While the uniform bill of lading is the standard template, other variations also exist, including the inland bill of lading, ocean bill of lading, negotiable bill of lading, and through bill of lading.
The bill of lading also represents proof of delivery when the goods are delivered to the destination and signed for by the receiver. These statements reflect either the shipper’s representations to the carrier of the terms of the service or the carrier’s notes from its own inspection of the goods. If the bill of lading notes the defective condition of the goods or their packaging, it is considered “claused” or “fouled.” If no defects are noted, it is considered a “clean” bill of lading.
The Bill of Lading states that the carrier is responsible for loss, damage, delay, and liability in the transportation of the goods for shippers from the time the carrier receives the goods until delivery is complete.

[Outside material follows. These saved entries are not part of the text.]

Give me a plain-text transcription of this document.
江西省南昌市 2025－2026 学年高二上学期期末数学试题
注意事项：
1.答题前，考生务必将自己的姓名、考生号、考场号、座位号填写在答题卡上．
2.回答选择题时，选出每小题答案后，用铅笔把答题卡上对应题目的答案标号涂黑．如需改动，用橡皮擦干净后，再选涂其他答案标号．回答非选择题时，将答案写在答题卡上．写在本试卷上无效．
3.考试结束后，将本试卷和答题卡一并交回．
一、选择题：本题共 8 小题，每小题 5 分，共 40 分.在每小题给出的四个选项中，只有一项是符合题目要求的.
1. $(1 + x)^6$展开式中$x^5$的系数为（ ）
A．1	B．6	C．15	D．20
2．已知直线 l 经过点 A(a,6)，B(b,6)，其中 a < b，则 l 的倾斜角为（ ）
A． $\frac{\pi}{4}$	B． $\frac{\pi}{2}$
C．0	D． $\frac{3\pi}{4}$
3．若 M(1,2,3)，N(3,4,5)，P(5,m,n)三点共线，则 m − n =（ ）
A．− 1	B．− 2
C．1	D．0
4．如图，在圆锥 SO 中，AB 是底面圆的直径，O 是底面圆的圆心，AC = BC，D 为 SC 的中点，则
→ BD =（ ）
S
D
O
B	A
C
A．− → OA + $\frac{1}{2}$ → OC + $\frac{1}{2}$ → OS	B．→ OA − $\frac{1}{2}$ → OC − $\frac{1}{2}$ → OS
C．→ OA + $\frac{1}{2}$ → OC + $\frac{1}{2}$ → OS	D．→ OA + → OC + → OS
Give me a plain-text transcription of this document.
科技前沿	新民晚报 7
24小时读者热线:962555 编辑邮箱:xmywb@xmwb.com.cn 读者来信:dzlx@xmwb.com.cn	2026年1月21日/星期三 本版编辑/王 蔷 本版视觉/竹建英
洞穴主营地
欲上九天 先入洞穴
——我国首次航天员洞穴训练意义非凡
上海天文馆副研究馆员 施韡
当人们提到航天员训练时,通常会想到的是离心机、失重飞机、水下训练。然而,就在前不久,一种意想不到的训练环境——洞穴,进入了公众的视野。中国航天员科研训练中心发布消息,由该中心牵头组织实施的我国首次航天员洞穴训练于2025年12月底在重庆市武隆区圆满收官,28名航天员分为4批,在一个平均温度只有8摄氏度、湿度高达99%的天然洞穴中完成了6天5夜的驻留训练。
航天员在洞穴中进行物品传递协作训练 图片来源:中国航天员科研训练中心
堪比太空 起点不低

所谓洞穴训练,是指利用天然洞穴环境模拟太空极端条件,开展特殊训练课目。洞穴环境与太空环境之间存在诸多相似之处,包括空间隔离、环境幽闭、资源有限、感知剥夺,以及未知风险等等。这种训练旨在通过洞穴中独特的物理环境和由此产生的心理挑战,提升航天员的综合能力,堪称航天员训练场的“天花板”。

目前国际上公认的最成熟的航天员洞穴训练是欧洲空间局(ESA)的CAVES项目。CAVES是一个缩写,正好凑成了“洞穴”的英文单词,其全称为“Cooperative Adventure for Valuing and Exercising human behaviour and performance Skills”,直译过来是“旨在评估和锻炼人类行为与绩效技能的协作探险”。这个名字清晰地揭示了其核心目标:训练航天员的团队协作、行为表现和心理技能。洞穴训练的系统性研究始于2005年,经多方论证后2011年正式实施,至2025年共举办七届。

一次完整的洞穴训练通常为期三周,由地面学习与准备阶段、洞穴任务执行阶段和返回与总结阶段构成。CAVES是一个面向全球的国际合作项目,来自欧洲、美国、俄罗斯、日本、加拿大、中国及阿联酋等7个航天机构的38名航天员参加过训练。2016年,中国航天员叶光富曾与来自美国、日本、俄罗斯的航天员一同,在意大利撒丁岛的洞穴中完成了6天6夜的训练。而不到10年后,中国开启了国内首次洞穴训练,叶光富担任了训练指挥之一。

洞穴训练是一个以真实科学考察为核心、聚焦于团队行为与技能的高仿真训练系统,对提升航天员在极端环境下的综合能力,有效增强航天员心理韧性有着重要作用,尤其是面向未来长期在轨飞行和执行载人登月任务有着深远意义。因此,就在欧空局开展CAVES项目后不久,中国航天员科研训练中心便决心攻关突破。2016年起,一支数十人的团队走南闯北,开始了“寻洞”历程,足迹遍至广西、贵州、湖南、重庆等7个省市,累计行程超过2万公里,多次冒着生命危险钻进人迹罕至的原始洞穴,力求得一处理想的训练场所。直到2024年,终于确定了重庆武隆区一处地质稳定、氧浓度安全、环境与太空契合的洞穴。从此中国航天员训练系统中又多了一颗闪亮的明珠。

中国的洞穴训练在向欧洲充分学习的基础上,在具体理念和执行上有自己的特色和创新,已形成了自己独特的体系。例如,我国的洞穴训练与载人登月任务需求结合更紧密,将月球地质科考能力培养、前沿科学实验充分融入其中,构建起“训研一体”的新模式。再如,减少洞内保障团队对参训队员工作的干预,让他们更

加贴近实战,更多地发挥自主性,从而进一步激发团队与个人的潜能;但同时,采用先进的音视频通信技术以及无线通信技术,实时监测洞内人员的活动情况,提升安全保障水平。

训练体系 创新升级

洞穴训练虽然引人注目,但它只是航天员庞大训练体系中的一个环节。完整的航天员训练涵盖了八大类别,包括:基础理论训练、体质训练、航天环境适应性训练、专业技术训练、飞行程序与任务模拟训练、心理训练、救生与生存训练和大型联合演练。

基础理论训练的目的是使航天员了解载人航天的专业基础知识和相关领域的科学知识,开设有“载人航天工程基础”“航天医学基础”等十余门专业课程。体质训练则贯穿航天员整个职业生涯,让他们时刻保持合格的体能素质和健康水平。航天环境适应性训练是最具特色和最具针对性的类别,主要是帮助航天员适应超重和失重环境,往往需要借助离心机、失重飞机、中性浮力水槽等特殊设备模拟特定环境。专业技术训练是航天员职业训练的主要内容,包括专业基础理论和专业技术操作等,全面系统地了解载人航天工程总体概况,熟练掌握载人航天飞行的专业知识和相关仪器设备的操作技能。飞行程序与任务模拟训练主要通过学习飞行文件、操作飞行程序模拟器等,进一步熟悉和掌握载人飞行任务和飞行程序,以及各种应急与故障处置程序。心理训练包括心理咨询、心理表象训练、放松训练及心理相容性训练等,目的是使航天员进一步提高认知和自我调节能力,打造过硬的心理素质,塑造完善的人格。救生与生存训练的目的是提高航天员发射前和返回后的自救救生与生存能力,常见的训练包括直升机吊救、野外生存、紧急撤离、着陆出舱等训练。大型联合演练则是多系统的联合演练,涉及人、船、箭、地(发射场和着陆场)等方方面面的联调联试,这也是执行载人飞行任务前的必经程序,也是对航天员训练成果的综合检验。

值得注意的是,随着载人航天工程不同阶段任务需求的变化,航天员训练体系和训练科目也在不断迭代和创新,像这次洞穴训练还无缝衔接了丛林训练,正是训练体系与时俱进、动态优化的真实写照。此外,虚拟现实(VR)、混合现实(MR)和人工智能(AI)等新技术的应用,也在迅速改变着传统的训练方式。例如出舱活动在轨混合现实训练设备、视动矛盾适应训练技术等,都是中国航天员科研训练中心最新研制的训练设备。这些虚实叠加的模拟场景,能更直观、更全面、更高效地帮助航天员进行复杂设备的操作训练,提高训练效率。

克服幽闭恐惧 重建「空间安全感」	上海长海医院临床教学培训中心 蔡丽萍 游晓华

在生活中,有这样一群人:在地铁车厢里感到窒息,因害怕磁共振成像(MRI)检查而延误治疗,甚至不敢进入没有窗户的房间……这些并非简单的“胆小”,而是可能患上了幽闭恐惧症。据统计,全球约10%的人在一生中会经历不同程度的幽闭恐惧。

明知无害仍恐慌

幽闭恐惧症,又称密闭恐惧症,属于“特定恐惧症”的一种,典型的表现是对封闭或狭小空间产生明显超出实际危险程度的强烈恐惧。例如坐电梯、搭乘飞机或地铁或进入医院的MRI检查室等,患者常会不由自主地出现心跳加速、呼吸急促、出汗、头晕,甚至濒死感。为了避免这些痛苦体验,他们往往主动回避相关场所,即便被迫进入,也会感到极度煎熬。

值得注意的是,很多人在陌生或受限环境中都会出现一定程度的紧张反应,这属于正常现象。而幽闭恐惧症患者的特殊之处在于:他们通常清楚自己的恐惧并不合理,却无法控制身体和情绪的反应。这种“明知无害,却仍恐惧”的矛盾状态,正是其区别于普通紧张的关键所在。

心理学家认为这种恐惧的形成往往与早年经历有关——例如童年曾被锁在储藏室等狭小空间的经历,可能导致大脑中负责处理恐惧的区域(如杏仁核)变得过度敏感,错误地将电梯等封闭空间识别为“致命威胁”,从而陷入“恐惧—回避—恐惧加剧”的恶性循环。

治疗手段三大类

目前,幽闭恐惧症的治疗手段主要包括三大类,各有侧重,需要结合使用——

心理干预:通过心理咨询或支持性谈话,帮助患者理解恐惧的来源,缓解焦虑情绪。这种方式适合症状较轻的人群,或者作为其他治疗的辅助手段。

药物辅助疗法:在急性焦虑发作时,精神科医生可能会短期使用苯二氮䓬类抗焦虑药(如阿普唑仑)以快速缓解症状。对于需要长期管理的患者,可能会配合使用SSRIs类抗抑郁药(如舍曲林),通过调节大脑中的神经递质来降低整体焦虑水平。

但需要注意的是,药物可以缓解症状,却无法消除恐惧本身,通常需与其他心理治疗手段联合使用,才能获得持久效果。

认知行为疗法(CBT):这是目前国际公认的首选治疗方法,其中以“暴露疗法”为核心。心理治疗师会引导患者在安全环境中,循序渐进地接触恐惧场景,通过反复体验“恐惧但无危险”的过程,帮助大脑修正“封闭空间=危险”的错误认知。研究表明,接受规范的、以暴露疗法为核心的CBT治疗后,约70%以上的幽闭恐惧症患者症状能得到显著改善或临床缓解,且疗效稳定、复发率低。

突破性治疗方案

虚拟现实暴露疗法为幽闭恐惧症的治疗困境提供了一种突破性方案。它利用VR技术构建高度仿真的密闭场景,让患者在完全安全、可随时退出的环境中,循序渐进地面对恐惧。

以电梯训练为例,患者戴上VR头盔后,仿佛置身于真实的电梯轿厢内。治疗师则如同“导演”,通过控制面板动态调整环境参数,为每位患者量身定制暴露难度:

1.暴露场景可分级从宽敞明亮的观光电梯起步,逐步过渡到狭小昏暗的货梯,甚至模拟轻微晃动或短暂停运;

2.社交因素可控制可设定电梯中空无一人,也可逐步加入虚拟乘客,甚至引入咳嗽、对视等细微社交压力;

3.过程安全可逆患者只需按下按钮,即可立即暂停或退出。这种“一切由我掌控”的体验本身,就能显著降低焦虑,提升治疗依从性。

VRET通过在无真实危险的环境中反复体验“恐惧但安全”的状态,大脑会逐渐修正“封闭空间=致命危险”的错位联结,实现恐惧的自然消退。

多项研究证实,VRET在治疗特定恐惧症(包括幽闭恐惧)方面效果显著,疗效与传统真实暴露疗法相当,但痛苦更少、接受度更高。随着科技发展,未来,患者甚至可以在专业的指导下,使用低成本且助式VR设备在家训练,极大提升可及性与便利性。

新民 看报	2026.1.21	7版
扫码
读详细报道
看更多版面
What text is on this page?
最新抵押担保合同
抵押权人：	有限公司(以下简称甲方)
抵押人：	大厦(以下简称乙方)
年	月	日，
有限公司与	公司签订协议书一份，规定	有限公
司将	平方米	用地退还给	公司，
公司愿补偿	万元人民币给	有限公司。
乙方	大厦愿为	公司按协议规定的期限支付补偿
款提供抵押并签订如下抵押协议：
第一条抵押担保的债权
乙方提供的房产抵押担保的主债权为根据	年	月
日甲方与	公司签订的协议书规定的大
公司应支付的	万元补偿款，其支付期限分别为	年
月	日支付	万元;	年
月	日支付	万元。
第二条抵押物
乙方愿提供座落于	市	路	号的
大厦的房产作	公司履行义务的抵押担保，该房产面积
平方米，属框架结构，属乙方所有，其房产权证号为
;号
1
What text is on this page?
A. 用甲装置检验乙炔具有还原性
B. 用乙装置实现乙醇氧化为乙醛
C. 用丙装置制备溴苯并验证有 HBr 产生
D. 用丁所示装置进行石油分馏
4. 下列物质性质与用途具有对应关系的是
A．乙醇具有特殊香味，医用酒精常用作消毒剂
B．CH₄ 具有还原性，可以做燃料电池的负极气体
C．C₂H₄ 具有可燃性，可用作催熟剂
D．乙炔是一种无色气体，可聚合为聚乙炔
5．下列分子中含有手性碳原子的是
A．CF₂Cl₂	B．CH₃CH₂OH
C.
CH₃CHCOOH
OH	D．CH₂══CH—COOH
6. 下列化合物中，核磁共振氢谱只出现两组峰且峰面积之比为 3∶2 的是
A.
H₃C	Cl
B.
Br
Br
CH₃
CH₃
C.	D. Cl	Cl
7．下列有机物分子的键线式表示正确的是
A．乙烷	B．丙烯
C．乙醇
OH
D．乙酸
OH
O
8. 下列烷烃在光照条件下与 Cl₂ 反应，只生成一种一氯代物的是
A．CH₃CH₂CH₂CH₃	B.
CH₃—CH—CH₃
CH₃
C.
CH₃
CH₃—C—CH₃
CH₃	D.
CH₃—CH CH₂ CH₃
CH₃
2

The carriers are responsible for full actual loss. If the receiver finds the freight damaged or unacceptable, the bill of lading can be used as a legal document to dispute the delivery of goods in accordance with the provisions of Title 49 of the Code of Federal Regulations Section 1005, Section 14706, the Carmack Amendment.
Changes were made to the uniform bill of lading that came into effect in August 2016. The new standard imposed liability only for carriers “shown as transporting the property” on the bill of lading when damages occur. The new rules also changed the time requirements for carriers to complete deliveries. According to Inbound Logistics, the new bill extended the delivery time from reasonable periods to within the “regular course of providing transportation services.”